Cruje el cansado navío al tomar la ola.
-¿Ha muerto ya? –volvieron a preguntar.
El médico se santiguo un momento y le tomó el pulso, pobre idiota pagano. Seguidamente, tomó otro trago y se reconcilió con el mundo.
-Ha muerto –dijo ante el bebé recién muerto.
Existen dos tipos de goletas: las estayes y las áuricas. Las primeras aparejan velas de estay entre los mástiles; mientras que las segundas emplean en esa posición velas áuricas (cangrejas y escandalosas). Todas ellas incorporan foques entre el primer mástil y el bauprés y velas áuricas por detrás del último palo. Los marineros se echaron las manos a la cabeza y bajaron las miradas de nuevo. ¿Iban a arrojar el cadáver del bebé al mar? ¿Y qué sería de la madre? Con aquel tono amarillento, estaba enferma también.

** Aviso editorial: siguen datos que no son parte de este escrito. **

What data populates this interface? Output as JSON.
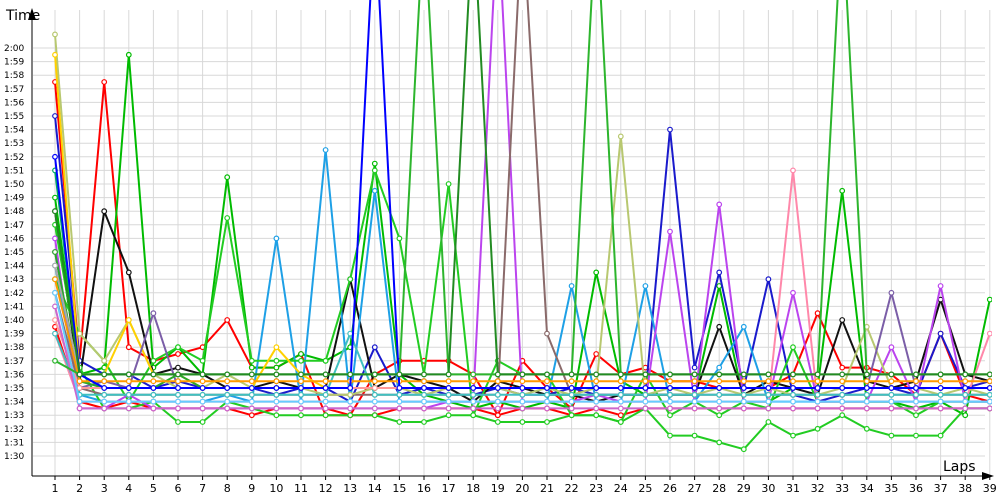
{
  "chart_data": {
    "type": "line",
    "title": "",
    "xlabel": "Laps",
    "ylabel": "Time",
    "x": [
      1,
      2,
      3,
      4,
      5,
      6,
      7,
      8,
      9,
      10,
      11,
      12,
      13,
      14,
      15,
      16,
      17,
      18,
      19,
      20,
      21,
      22,
      23,
      24,
      25,
      26,
      27,
      28,
      29,
      30,
      31,
      32,
      33,
      34,
      35,
      36,
      37,
      38,
      39
    ],
    "x_tick_labels": [
      "1",
      "2",
      "3",
      "4",
      "5",
      "6",
      "7",
      "8",
      "9",
      "10",
      "11",
      "12",
      "13",
      "14",
      "15",
      "16",
      "17",
      "18",
      "19",
      "20",
      "21",
      "22",
      "23",
      "24",
      "25",
      "26",
      "27",
      "28",
      "29",
      "30",
      "31",
      "32",
      "33",
      "34",
      "35",
      "36",
      "37",
      "38",
      "39"
    ],
    "y_unit": "seconds",
    "ylim": [
      89,
      121
    ],
    "y_ticks": [
      90,
      91,
      92,
      93,
      94,
      95,
      96,
      97,
      98,
      99,
      100,
      101,
      102,
      103,
      104,
      105,
      106,
      107,
      108,
      109,
      110,
      111,
      112,
      113,
      114,
      115,
      116,
      117,
      118,
      119,
      120
    ],
    "y_tick_labels": [
      "1:30",
      "1:31",
      "1:32",
      "1:33",
      "1:34",
      "1:35",
      "1:36",
      "1:37",
      "1:38",
      "1:39",
      "1:40",
      "1:41",
      "1:42",
      "1:43",
      "1:44",
      "1:45",
      "1:46",
      "1:47",
      "1:48",
      "1:49",
      "1:50",
      "1:51",
      "1:52",
      "1:53",
      "1:54",
      "1:55",
      "1:56",
      "1:57",
      "1:58",
      "1:59",
      "2:00"
    ],
    "grid": true,
    "legend": "none",
    "series": [
      {
        "color": "#ff0000",
        "values": [
          117.5,
          97,
          117.5,
          98,
          97,
          97.5,
          98,
          100,
          96.5,
          96.5,
          97.5,
          93,
          93,
          96,
          97,
          97,
          97,
          96,
          93,
          97,
          95,
          93.5,
          97.5,
          96,
          96.5,
          95.5,
          95.5,
          95,
          95,
          95,
          96,
          100.5,
          96.5,
          96.5,
          96,
          94.5,
          99,
          94.5,
          94
        ]
      },
      {
        "color": "#ff0000",
        "values": [
          99.5,
          94,
          93.5,
          94,
          93.5,
          93.5,
          93.5,
          93.5,
          93,
          93.5,
          93.5,
          93.5,
          93,
          93,
          93.5,
          93.5,
          93.5,
          93.5,
          93,
          93.5,
          93.5,
          93,
          93.5,
          93,
          93.5,
          93.5,
          93.5,
          93.5,
          93.5,
          93.5,
          93.5,
          93.5,
          93.5,
          93.5,
          93.5,
          93.5,
          93.5,
          93.5,
          93.5
        ]
      },
      {
        "color": "#00bb00",
        "values": [
          109,
          96,
          96.5,
          119.5,
          96.5,
          98,
          96,
          110.5,
          96.5,
          96.5,
          97.5,
          97,
          98,
          111.5,
          96,
          94.5,
          94,
          93.5,
          94,
          93.5,
          94,
          93.5,
          103.5,
          95.5,
          94.5,
          94.5,
          94.5,
          102.5,
          94,
          94,
          95,
          95,
          109.5,
          94,
          94,
          93.5,
          94,
          93,
          101.5
        ]
      },
      {
        "color": "#1a1acc",
        "values": [
          115,
          97,
          96,
          96,
          95,
          95.5,
          95,
          95,
          95,
          94.5,
          95,
          95,
          94,
          98,
          94.5,
          95,
          94.5,
          94.5,
          95,
          94.5,
          94.5,
          95,
          94.5,
          94.5,
          94.5,
          114,
          96.5,
          103.5,
          95,
          103,
          94.5,
          94,
          94.5,
          95,
          95,
          94.5,
          99,
          95,
          95.5
        ]
      },
      {
        "color": "#111111",
        "values": [
          108,
          95.5,
          108,
          103.5,
          96,
          96.5,
          96,
          95,
          95,
          95.5,
          95,
          95,
          103,
          95,
          96,
          95.5,
          95,
          94,
          95.5,
          95,
          94.5,
          94.5,
          94,
          94.5,
          94.5,
          94.5,
          94.5,
          99.5,
          94.5,
          95.5,
          95,
          94.5,
          100,
          95.5,
          95,
          95.5,
          101.5,
          96,
          95.5
        ]
      },
      {
        "color": "#1ea0e6",
        "values": [
          104,
          94.5,
          94,
          94,
          94,
          94,
          94,
          94.5,
          94,
          106,
          94,
          112.5,
          94,
          109.5,
          94,
          94,
          94,
          94,
          94,
          94,
          94,
          102.5,
          94,
          94,
          102.5,
          94,
          94,
          96.5,
          99.5,
          94,
          94,
          94,
          94,
          94,
          94,
          94,
          94,
          94,
          94
        ]
      },
      {
        "color": "#22cc22",
        "values": [
          107,
          96.5,
          93.5,
          93.5,
          94,
          92.5,
          92.5,
          94,
          93.5,
          93,
          93,
          93,
          93,
          93,
          92.5,
          92.5,
          93,
          93,
          92.5,
          92.5,
          92.5,
          93,
          93,
          92.5,
          93.5,
          91.5,
          91.5,
          91,
          90.5,
          92.5,
          91.5,
          92,
          93,
          92,
          91.5,
          91.5,
          91.5,
          93.5,
          93.5
        ]
      },
      {
        "color": "#22cc22",
        "values": [
          103,
          99,
          97,
          94,
          97,
          98,
          97,
          107.5,
          97,
          97,
          97,
          97,
          103,
          111,
          106,
          96,
          110,
          93,
          97,
          96,
          96,
          93,
          93,
          92.5,
          96,
          93,
          94,
          93,
          94,
          93.5,
          98,
          94,
          94,
          94,
          94,
          93,
          94,
          94,
          94
        ]
      },
      {
        "color": "#bb44ee",
        "values": [
          106,
          93.5,
          93.5,
          94.5,
          93.5,
          93.5,
          93.5,
          93.5,
          93.5,
          93.5,
          93.5,
          93.5,
          93.5,
          93.5,
          93.5,
          93.5,
          94,
          94,
          130,
          94,
          94,
          94,
          94.5,
          94,
          94,
          106.5,
          94,
          108.5,
          94,
          94,
          102,
          94,
          94,
          94,
          98,
          94,
          102.5,
          94,
          94
        ]
      },
      {
        "color": "#8a6a6a",
        "values": [
          102,
          95,
          94.5,
          94.5,
          94.5,
          94.5,
          94.5,
          94.5,
          94.5,
          94.5,
          94.5,
          94.5,
          94.5,
          94.5,
          94.5,
          94.5,
          94.5,
          94.5,
          94.5,
          130,
          99,
          94.5,
          94.5,
          94.5,
          94.5,
          94.5,
          94.5,
          94.5,
          94.5,
          94.5,
          94.5,
          94.5,
          94.5,
          94.5,
          94.5,
          94.5,
          94.5,
          94.5,
          94.5
        ]
      },
      {
        "color": "#b8c870",
        "values": [
          121,
          99,
          97,
          100,
          96,
          95,
          95,
          96,
          95,
          95,
          95,
          94.5,
          94.5,
          95,
          95,
          94.5,
          95,
          95,
          95,
          94.5,
          95,
          94.5,
          95,
          113.5,
          94.5,
          95,
          94.5,
          95,
          94.5,
          95,
          94.5,
          94.5,
          95,
          99.5,
          95,
          95,
          94.5,
          95,
          94.5
        ]
      },
      {
        "color": "#ff88aa",
        "values": [
          99,
          94,
          94,
          94,
          94,
          94,
          94,
          94,
          94,
          94,
          94,
          94,
          94,
          94,
          94,
          94,
          94,
          94,
          94,
          94,
          94,
          94,
          94,
          94,
          94,
          94,
          94,
          94,
          94,
          94,
          111,
          94,
          94,
          94,
          94,
          94,
          94,
          94,
          99
        ]
      },
      {
        "color": "#ffd000",
        "values": [
          119.5,
          96,
          96,
          100,
          96,
          96,
          95,
          95,
          95,
          98,
          96,
          95,
          95,
          95,
          95,
          95,
          95,
          95,
          95,
          95,
          95,
          95,
          95,
          95,
          95,
          95,
          95,
          95,
          95,
          95,
          95,
          95,
          95,
          95,
          95,
          95,
          95,
          95,
          95
        ]
      },
      {
        "color": "#7b5ea7",
        "values": [
          105,
          95,
          95.5,
          95,
          100.5,
          95,
          95,
          95,
          95,
          95,
          95,
          95,
          95,
          95,
          95,
          95,
          95,
          95,
          95,
          95,
          95,
          95,
          95,
          95,
          95,
          95,
          95,
          95,
          95,
          95,
          95,
          95,
          95,
          95,
          102,
          95,
          95,
          95,
          95
        ]
      },
      {
        "color": "#40c0c0",
        "values": [
          99,
          94.5,
          94.5,
          94.5,
          94.5,
          94.5,
          94.5,
          94.5,
          94.5,
          94.5,
          94.5,
          94.5,
          99,
          94.5,
          94.5,
          94.5,
          94.5,
          94.5,
          94.5,
          94.5,
          94.5,
          94.5,
          94.5,
          94.5,
          94.5,
          94.5,
          94.5,
          94.5,
          94.5,
          94.5,
          94.5,
          94.5,
          94.5,
          94.5,
          94.5,
          94.5,
          94.5,
          94.5,
          94.5
        ]
      },
      {
        "color": "#00aa66",
        "values": [
          111,
          96,
          95,
          95,
          95,
          95,
          95,
          95,
          95,
          95,
          95,
          95,
          95,
          95,
          95,
          95,
          95,
          95,
          95,
          95,
          95,
          95,
          95,
          95,
          95,
          95,
          95,
          95,
          95,
          95,
          95,
          95,
          95,
          95,
          95,
          95,
          95,
          95,
          95
        ]
      },
      {
        "color": "#2aa82a",
        "values": [
          105,
          95.5,
          95,
          95,
          95,
          96,
          95,
          95,
          95,
          95,
          95,
          95,
          95,
          95,
          95,
          95,
          95,
          95,
          95,
          95,
          95,
          95,
          95,
          95,
          95,
          95,
          95,
          95,
          95,
          95,
          95,
          95,
          95,
          95,
          95,
          95,
          95,
          95,
          95
        ]
      },
      {
        "color": "#ff9999",
        "values": [
          100,
          95,
          95,
          95,
          95,
          95,
          95,
          95,
          95,
          95,
          95,
          95,
          95,
          95,
          95,
          95,
          95,
          95,
          95,
          95,
          95,
          95,
          95,
          95,
          95,
          95,
          95,
          95,
          95,
          95,
          95,
          95,
          95,
          95,
          95,
          95,
          95,
          95,
          95
        ]
      },
      {
        "color": "#aaaaaa",
        "values": [
          104,
          96,
          96,
          96,
          96,
          96,
          96,
          96,
          96,
          96,
          96,
          96,
          96,
          96,
          96,
          96,
          96,
          96,
          96,
          96,
          96,
          96,
          96,
          96,
          96,
          96,
          96,
          96,
          96,
          96,
          96,
          96,
          96,
          96,
          96,
          96,
          96,
          96,
          96
        ]
      },
      {
        "color": "#ff9900",
        "values": [
          103,
          95.5,
          95.5,
          95.5,
          95.5,
          95.5,
          95.5,
          95.5,
          95.5,
          95.5,
          95.5,
          95.5,
          95.5,
          95.5,
          95.5,
          95.5,
          95.5,
          95.5,
          95.5,
          95.5,
          95.5,
          95.5,
          95.5,
          95.5,
          95.5,
          95.5,
          95.5,
          95.5,
          95.5,
          95.5,
          95.5,
          95.5,
          95.5,
          95.5,
          95.5,
          95.5,
          95.5,
          95.5,
          95.5
        ]
      },
      {
        "color": "#cc66cc",
        "values": [
          101,
          93.5,
          93.5,
          93.5,
          93.5,
          93.5,
          93.5,
          93.5,
          93.5,
          93.5,
          93.5,
          93.5,
          93.5,
          93.5,
          93.5,
          93.5,
          93.5,
          93.5,
          93.5,
          93.5,
          93.5,
          93.5,
          93.5,
          93.5,
          93.5,
          93.5,
          93.5,
          93.5,
          93.5,
          93.5,
          93.5,
          93.5,
          93.5,
          93.5,
          93.5,
          93.5,
          93.5,
          93.5,
          93.5
        ]
      },
      {
        "color": "#66ccff",
        "values": [
          102,
          94,
          94,
          94,
          94,
          94,
          94,
          94,
          94,
          94,
          94,
          94,
          94,
          94,
          94,
          94,
          94,
          94,
          94,
          94,
          94,
          94,
          94,
          94,
          94,
          94,
          94,
          94,
          94,
          94,
          94,
          94,
          94,
          94,
          94,
          94,
          94,
          94,
          94
        ]
      },
      {
        "color": "#0000ff",
        "values": [
          112,
          96,
          95,
          95,
          95,
          95,
          95,
          95,
          95,
          95,
          95,
          95,
          95,
          130,
          95,
          95,
          95,
          95,
          95,
          95,
          95,
          95,
          95,
          95,
          95,
          95,
          95,
          95,
          95,
          95,
          95,
          95,
          95,
          95,
          95,
          95,
          95,
          95,
          95
        ]
      },
      {
        "color": "#2db52d",
        "values": [
          97,
          96,
          96,
          96,
          96,
          96,
          96,
          96,
          96,
          96,
          96,
          96,
          96,
          96,
          96,
          130,
          96,
          96,
          96,
          96,
          96,
          96,
          130,
          96,
          96,
          96,
          96,
          96,
          96,
          96,
          96,
          96,
          130,
          96,
          96,
          96,
          96,
          96,
          96
        ]
      },
      {
        "color": "#228b22",
        "values": [
          108,
          96,
          96,
          96,
          96,
          96,
          96,
          96,
          96,
          96,
          96,
          96,
          96,
          96,
          96,
          96,
          96,
          130,
          96,
          96,
          96,
          96,
          96,
          96,
          96,
          96,
          96,
          96,
          96,
          96,
          96,
          96,
          96,
          96,
          96,
          96,
          96,
          96,
          96
        ]
      }
    ]
  }
}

El viento soplaba y el velamen desplegado rugía.
-¡Está maldito! –exclamaron desde cubierta. Siempre la superstición, la maldita superstición, Fue la primera vez que se le vio fuera de su camarote, al menos de día. Wilson se levantó el sombrero un momento y sonrió a la tripulación.
-Quemadlo –sentenció antes de marcharse.
No entrará más bebé en mi barco el mío y no entrará en el Saint George más mujer que yo.
Los palos del Saint George medían 47 metros (de quilla a perilla) y la superficie vélica entre 1800 y 2300 metros cuadrados.
¿Por qué te la tuviste que llevar también a ella?
Ella aún vive, Edgar, ella aún vive. Abraza aún a su pequeño muerto entre sus brazos… aún ella te espera en su camarote, aún ella espera tus besos. Vamos, Edgar, ve con ella, ven conmigo.
Me miró desgraciada la sirena tallada en el mascarón de proa.